The water district-sponsored Permanente Creek Flood Project design workshop, held at Blach Nov. 16, drew opponents protesting the district’s plan. The design proposes building a 10-foot-deep underground basin across 7.5 acres to collect runoff in the event of a “100-year flood,” a large-magnitude flood with a 1 percent chance of occurring every year.
Water district officials consider the basin a preventive, protective measure, but workshop attendees disagreed.
“This seems like a drastic measure,” said 60-year Los Altos resident Leona Peery, 85. “I think it’s overkill. If they kept the creek clean, it wouldn’t be as severe.” “We don’t need it,” another man shouted, drawing applause from the audience.
In 2000, voters passed Measure B – the Clean, Safe Creeks and Natural Flood Protection Plan – designed to improve water conditions and safeguard homes, schools and businesses for 15 years. The measure provides $32 million, available through 2015, for creek restoration and flood protection.
The project area includes nearly 11 miles of Permanente Creek, beginning in the foothills above Cupertino and continuing through Los Altos and Mountain View, designed to protect approximately 1,664 properties from a major flood, improve riparian habitat and provide opportunities for trails and other recreational uses.
The proposed designs have generated criticism from residents concerned with the disruptions that could result from the construction of the basin, as well as the installation of an 8-foot-wide, 4,000-foot-long pipe required to channel excess waterflow to the Cuesta Annex in Mountain View.
Many workshop participants complained of a lack of communication regarding the proposal.
A project of such magnitude is bound to have a huge impact on the community, according to water district engineer Afshin Rouhani, who answered questions from the audience.
“This type of project requires a lot more outreach than the typical,” because of the logistical measures that would be required, Rouhani said.

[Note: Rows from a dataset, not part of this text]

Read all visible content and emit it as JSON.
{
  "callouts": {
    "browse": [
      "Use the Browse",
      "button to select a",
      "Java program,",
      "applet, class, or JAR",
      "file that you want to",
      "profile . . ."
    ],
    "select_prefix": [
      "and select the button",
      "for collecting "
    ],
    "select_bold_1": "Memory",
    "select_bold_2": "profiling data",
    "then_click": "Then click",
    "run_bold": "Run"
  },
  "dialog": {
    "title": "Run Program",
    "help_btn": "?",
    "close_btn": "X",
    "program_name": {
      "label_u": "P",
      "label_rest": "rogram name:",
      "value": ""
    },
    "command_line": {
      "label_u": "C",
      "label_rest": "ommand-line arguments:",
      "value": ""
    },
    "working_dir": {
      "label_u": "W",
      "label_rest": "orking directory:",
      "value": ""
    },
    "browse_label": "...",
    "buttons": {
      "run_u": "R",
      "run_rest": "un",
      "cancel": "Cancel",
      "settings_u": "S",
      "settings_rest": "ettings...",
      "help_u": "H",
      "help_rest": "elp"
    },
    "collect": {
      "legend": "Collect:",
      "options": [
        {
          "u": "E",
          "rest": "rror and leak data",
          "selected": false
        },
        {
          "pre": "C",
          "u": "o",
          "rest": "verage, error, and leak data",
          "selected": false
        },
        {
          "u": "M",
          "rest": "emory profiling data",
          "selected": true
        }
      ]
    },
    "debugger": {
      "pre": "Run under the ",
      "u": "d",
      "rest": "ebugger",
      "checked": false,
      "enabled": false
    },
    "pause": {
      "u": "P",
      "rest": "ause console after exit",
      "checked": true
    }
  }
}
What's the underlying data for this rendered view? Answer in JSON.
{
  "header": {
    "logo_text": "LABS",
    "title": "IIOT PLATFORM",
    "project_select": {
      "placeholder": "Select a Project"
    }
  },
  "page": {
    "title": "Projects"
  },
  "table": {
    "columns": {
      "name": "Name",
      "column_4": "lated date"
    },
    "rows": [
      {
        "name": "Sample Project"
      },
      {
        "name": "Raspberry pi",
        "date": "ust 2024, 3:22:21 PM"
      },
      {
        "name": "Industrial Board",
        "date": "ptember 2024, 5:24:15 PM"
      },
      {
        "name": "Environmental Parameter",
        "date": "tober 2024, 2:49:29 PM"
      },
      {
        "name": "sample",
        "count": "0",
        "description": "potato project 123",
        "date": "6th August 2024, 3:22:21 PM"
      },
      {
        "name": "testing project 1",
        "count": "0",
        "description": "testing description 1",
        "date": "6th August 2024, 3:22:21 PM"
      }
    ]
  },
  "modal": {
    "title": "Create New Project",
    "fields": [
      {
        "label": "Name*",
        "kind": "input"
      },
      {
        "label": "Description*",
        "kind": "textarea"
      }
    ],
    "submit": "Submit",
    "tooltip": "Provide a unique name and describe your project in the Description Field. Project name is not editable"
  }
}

In exchange for constructing the flood basin, the water district has offered to install a new soccer field at Blach, made of artificial turf but at a depth of 10 feet.
“This is going to be a sunken pit, a bowl covered with turf. It will be hot,” said Los Altos resident Cathy Martina. “Sinking the field 10 feet is significant – I hope people realize that.” Blach faculty and Los Altos School District officials approve of the water district’s plan, according to Trustee Mark Goines.
“The staff is very excited about the improvement of quality and flood protection they will get,” Goines said. “Blach School incurred $250,000 worth of damage during a minor flood in 1984, and we are very concerned about that.”
After gathering input, water district officials are scheduled to present a revised schematic plan to the school district early next year. To proceed with a final design phase, the water district must secure a majority of votes from the five school district trustees.